Question

A bar of m = 1.00 kg and length l = 0.20 m is lying on a horizontal frictionless surface. One end of the bar is pivoted so that the bar is free to rotate in the vertical plane. a small m = 0.10 kg is moving on the same horizontal surface with 5.00 ms^-1 speed on its path which is perpendicular to the bar. Its hits the bar at a distance \(\frac{L}{2}\)  from the pivoted end and return back on the same path with speed v. After this elastic collision, the bar rotates with an angular velocity ω. Which of the following statement is correct? 

• A. ω = 3.75 rad/s and v = 7.30 m/s
• B. ω = 6.80 rad/s and v = 9.10 m/s
• C. ω = 3.75 rad/s and v = 10.0 m/s
• D. ω = 6.98 rad/s and v = 4.30 m/s

Answer 1

The Correct Option is D

For the (rod+ball) system:
(i)The angular momentum remains constant only along with hinge axis.
the hinge axis = L_i=L_f
0+(0.1)(5)(0.1)=(\(\frac{1(0.2)^2}{3}\))\(\omega\)\(- (0.1)(v)(0.1)\)
= \(\frac{4\omega}{3}-v=5\,\,\,.........(1)\)
(ii) \(e=\frac{\omega(0.1)+v}{5} where\,\, e=1\)
\(\frac{\omega}{10}+v=5=6.98\,\, rad/sec\)
v=4.30 m/sec.

Answer 2

A bar, weighing 1 kilogram and measuring 0.2 meters in length, is attached at one end, called point P. A small object with a mass of 0.1 kilograms moves sideways towards the bar at a speed of 5 meters per second. When it hits the bar, it bounces off elastically, and the bar starts to spin. The object's new speed after the collision is called v, and the bar starts spinning with an angular speed called w.

Before the collision, the combined system of the bar and the object has its spin momentum going in a clockwise direction. We can represent this initial spin momentum as mu.

After the collision, the total spin momentum of the system changes. It's now represented as the bar's rotational inertia, 𝑀𝐿², times its spin speed, w, minus the object's mass times its speed after the collision, v, times the distance between the point of impact and the pivot point, L.

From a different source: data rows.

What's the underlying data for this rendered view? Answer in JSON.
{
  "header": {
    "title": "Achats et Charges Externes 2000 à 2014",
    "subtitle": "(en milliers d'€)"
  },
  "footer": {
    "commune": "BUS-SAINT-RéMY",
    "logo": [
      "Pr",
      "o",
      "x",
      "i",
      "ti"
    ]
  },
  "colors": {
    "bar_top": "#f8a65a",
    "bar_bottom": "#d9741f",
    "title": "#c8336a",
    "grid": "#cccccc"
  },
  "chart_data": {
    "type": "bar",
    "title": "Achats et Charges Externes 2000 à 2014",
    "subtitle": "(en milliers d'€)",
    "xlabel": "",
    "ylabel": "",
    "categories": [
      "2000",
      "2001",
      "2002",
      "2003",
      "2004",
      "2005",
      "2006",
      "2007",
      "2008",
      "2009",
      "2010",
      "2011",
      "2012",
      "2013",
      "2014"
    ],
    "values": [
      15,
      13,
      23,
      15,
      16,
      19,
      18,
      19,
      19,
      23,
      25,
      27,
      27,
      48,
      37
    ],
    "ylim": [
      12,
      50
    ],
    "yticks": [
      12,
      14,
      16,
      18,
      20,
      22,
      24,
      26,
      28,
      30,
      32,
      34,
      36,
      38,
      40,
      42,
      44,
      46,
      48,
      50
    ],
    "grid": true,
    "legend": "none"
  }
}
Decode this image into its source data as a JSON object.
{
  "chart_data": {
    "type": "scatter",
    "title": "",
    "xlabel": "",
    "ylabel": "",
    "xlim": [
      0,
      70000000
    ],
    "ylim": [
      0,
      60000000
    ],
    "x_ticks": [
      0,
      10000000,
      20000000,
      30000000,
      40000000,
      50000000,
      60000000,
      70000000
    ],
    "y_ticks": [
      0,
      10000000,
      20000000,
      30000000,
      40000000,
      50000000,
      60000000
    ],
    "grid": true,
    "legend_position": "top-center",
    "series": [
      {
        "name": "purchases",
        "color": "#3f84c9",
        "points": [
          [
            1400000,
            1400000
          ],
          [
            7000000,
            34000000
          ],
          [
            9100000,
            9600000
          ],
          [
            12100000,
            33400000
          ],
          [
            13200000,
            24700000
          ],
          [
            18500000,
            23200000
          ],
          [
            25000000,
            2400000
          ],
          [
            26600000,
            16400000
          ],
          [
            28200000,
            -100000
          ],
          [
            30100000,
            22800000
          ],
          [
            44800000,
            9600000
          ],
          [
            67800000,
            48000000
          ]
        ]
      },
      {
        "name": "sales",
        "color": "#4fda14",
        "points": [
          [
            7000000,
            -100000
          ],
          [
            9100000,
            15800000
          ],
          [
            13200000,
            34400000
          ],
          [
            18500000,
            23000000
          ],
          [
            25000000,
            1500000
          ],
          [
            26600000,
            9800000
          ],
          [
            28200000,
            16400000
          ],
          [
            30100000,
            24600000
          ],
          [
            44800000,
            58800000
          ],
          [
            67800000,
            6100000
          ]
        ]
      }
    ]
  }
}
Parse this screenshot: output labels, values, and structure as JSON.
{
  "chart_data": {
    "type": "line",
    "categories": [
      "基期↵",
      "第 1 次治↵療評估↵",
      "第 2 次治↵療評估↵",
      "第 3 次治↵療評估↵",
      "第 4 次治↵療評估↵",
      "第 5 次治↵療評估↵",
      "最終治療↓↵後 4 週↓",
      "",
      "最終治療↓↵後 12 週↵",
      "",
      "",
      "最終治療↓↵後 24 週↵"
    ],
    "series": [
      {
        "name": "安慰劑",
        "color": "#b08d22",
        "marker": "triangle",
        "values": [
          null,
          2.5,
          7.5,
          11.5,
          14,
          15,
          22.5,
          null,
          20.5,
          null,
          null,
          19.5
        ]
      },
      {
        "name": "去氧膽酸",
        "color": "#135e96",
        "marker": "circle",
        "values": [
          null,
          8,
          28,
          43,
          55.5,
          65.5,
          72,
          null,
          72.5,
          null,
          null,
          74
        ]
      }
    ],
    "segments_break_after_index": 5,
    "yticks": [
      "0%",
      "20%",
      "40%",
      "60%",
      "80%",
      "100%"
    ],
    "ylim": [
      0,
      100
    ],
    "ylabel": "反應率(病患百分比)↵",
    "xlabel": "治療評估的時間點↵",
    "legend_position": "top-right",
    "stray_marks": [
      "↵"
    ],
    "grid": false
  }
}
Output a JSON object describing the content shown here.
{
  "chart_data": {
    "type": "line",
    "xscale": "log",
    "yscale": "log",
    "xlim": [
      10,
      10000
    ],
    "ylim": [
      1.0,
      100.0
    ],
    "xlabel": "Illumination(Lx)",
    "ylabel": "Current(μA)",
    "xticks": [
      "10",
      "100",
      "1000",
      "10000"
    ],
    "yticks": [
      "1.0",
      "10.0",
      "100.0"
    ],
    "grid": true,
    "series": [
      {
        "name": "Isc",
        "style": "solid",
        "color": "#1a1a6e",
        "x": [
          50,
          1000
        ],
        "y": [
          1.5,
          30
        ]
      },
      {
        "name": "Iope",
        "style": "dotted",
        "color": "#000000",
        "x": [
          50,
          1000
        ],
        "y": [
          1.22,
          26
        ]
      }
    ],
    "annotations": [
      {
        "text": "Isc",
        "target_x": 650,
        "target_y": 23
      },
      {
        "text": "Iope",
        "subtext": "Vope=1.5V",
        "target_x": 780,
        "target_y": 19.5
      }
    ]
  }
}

During the collision, the system's total spin momentum remains the same. This principle helps us find a relationship between the system's spin momentum before and after the collision:

\(2𝑀𝐿𝑤=3𝑚(𝑢+𝑣)\)

This equation tells us how the spin momentum is conserved in the system, connecting the initial and final states of the bar and the object.

The system's total kinetic energy stays the same in an elastic collision. Before the collision, the kinetic energy of the system is \(\frac{1}{2}𝑚𝑢^2\). After the collision, the total kinetic energy is the kinetic energy of the object plus the rotational kinetic energy of the bar:

\(\frac{1}{2}𝑚𝑣^2+\frac{1}{2}𝑀𝐿^2𝑤^2\)

We can use the principle of conservation of kinetic energy to equate the initial and final kinetic energies:
\(𝑚𝑢^2=3𝑚(𝑢^2−𝑣^2)\)

By solving these equations, we find that after the collision, the object's speed is 4.3 meters per second, and the bar's spin speed is 6.98 radians per second.